Back at the rented Keiki Road crash pad on the North Shore, the ESPN videographers swarm Kelly, Rob, Kalani, Tom and Donavon. Eric Koch, who is on the North Shore to oversee the use of the game in the television show, is talking to me about his week on the North Shore. After watching him interact with the game's cast for four days, I'm impressed by the way he jibes with the surfers. They don't seem to have much in common. But despite outward dissimilarities, he and Kalani get along like best friends. (Kalani gave him one of his old motocross suits.)

Eric lights his next cigarette with the one he's smoking. "Kalani's been really helpful with the game," he says, brushing stringy bleached hair from his forehead, expelling smoke into the North Shore air. "He's really into video games, so he knows his stuff." Amiable and highly video-game savvy, Eric has become the prime liaison between the tech and the tube.

Eric tells me about his start in the gaming world. In 1997, after hearing that people actually got paid to play video games "somewhere in L.A.," Eric sold everything he owned save what he could fit in a black trunk, and came out from Florida to the promised land: Santa Monica, the North Shore of video games.

He begged and pleaded for a job at Activision for three months until he finally got placed in "QA," or Quality Assurance, known by Activision employees as "The Dungeon." It's a scary, Red Bull-fueled, highly unhealthy game-testing lair, where pasty-faced gamers come from all over the world to tear at joysticks and push buttons for 10 hours a day in the basement below Activision's headquarters. It resembles a windowless newsroom, except for the pierced and dyed laborers who get paid between $8 and $12 an hour for their input; just enough to buy more Red Bull, fast food and bandages for the blisters on their thumbs.

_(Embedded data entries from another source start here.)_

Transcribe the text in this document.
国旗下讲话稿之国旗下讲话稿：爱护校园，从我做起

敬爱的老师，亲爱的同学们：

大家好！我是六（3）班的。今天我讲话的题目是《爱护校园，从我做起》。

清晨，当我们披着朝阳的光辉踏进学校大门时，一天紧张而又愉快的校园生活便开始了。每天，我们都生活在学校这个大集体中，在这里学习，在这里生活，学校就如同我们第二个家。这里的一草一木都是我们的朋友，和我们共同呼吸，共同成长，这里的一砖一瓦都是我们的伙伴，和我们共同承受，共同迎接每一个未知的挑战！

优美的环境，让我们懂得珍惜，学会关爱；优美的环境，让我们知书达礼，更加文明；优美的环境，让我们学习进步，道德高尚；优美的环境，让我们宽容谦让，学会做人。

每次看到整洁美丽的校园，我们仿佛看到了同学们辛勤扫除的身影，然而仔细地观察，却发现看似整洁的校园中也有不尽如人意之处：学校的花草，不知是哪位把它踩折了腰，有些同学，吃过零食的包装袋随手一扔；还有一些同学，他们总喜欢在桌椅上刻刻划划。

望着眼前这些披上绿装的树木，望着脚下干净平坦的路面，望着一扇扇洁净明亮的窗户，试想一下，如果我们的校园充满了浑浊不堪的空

For fanatical gamers, it's a dream world of buttons, levels and point totals. For Activision, it's their Manhattan Project basement full of dedicated scientists.

Eric is explaining how he has risen, literally and figuratively, from the QA basement through the Activision ranks to where he is now, a fully-fledged, big-project producer when Kalani runs by us with a bodyboard and a surfboard in his hands. He looks at Eric.

"Well?"

"Well, okay," says Eric, dubiously.

Eric takes the bodyboard and heads toward the Ehukai channel next to Pipe, with Kalani leading. They sneak out through the channel and Eric goes to check out what Pipe's tube really looks like.